Okul ve gençlik dönemleri bireyin hayatında yaşamsal bir konuma sahiptir. Bu
çerçevede okul idarecileri, rehber öğretmenler, psikologlar ve okul aile
birlikleri sorunlu bireylerin kişilik kazanmaları ve eğitiminde önemli rol
üstlenmektedir.
Kriminoloji teorilerine göre 15–17 yaş arası suça karışma açısından kritik bir
dönemdir. Bu nedenle, lise öğrencilerinin suçla tanışmamaları maksadıyla okul
idarecileri, rehber öğretmenler, psikologlar ve okul aile birlikleri tarafından
izlenecek özel programlar ve ilgili aktörlerin katılacağı toplantılar ile bu
riski en aza indirecek karşılıklı diyalog kanalları kurulmalıdır.

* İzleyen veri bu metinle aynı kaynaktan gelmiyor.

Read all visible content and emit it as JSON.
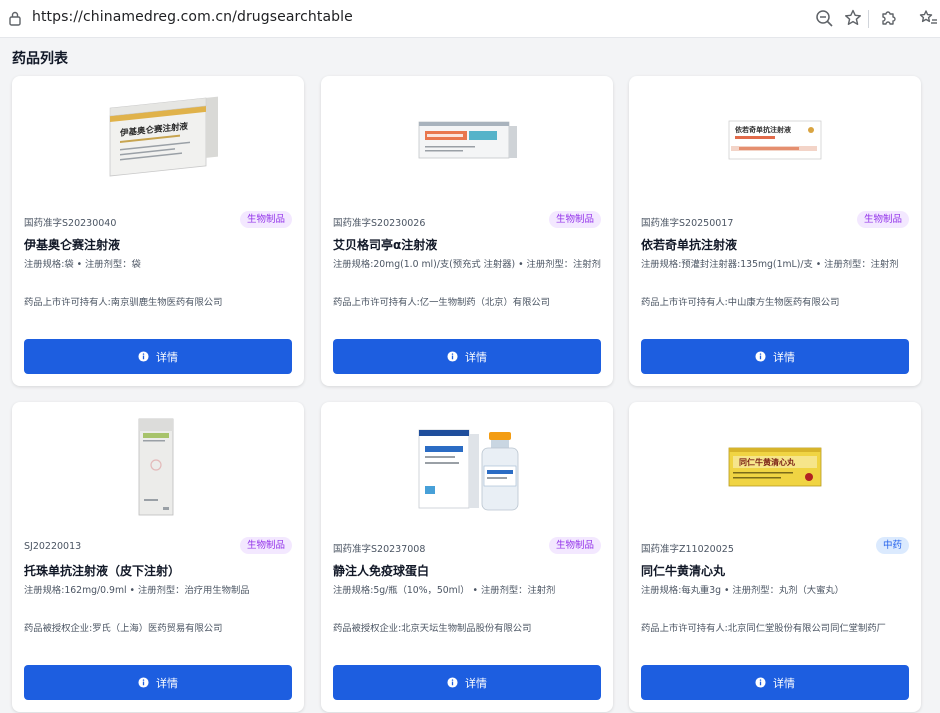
{
  "browser": {
    "url": "https://chinamedreg.com.cn/drugsearchtable"
  },
  "page": {
    "title": "药品列表"
  },
  "cards": [
    {
      "reg_no": "国药准字S20230040",
      "badge": "生物制品",
      "name": "伊基奥仑赛注射液",
      "spec": "注册规格:袋 • 注册剂型：袋",
      "holder": "药品上市许可持有人:南京驯鹿生物医药有限公司",
      "button": "详情"
    },
    {
      "reg_no": "国药准字S20230026",
      "badge": "生物制品",
      "name": "艾贝格司亭α注射液",
      "spec": "注册规格:20mg(1.0 ml)/支(预充式 注射器) • 注册剂型：注射剂",
      "holder": "药品上市许可持有人:亿一生物制药（北京）有限公司",
      "button": "详情"
    },
    {
      "reg_no": "国药准字S20250017",
      "badge": "生物制品",
      "name": "依若奇单抗注射液",
      "spec": "注册规格:预灌封注射器:135mg(1mL)/支 • 注册剂型：注射剂",
      "holder": "药品上市许可持有人:中山康方生物医药有限公司",
      "button": "详情"
    },
    {
      "reg_no": "SJ20220013",
      "badge": "生物制品",
      "name": "托珠单抗注射液（皮下注射）",
      "spec": "注册规格:162mg/0.9ml • 注册剂型：治疗用生物制品",
      "holder": "药品被授权企业:罗氏（上海）医药贸易有限公司",
      "button": "详情"
    },
    {
      "reg_no": "国药准字S20237008",
      "badge": "生物制品",
      "name": "静注人免疫球蛋白",
      "spec": "注册规格:5g/瓶（10%，50ml） • 注册剂型：注射剂",
      "holder": "药品被授权企业:北京天坛生物制品股份有限公司",
      "button": "详情"
    },
    {
      "reg_no": "国药准字Z11020025",
      "badge": "中药",
      "name": "同仁牛黄清心丸",
      "spec": "注册规格:每丸重3g • 注册剂型：丸剂（大蜜丸）",
      "holder": "药品上市许可持有人:北京同仁堂股份有限公司同仁堂制药厂",
      "button": "详情"
    }
  ],
  "product_labels": {
    "card1_box": "伊基奥仑赛注射液",
    "card3_box": "依若奇单抗注射液",
    "card6_box": "同仁牛黄清心丸"
  },
  "colors": {
    "primary_button": "#1d5ee0",
    "badge_bio_bg": "#f3e8ff",
    "badge_bio_text": "#9333ea",
    "badge_tcm_bg": "#dbeafe",
    "badge_tcm_text": "#2563eb",
    "page_bg": "#f3f4f6"
  }
}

Okullarda örgütün eleman kazanma faaliyetlerine karşı okul idarecileri,
öğretmenler ve psikologlar bilinçlendirilmelidir. Okul güvenliğinden öncelikle
okul personelinin sorumlu olduğu bilinci eğitimcilere verilmelidir. Bu alanda
gerekli bilgi ve beceri düzenlenecek seminerler aracılığı ile okul
yöneticilerine ve personele kazandırılmalıdır. Kürt kökenli vatandaşlarımızın
yoğun olarak yaşadığı bölgelerde hizmet verecek öğretmenler, görevlerine
başlamadan çalışacakları okulların ve bu okullardaki öğrencilerin özel şartları
konusunda önceden düzenlenecek seminerlerle bilgilendirilmelidir. Bu şekilde,
öğretmenlerin karşılaşmaları muhtemel problemlerde daha bilinçli ve profesyonel
davranmalarını sağlamak mümkün olacaktır.
Veli-okul diyalogunun zaman zaman velilerden kaynaklanan nedenlerden ötürü zayıf
kaldığı, bu durumun ise eğitimin verimliğini düşürdüğü görülmektedir. Bu
diyalogu geliştirmek amacıyla veliler çeşitli aktivitelerle okullara çekilmeli
ve öğretmenlerin evlere ziyareti teşvik edilmelidir.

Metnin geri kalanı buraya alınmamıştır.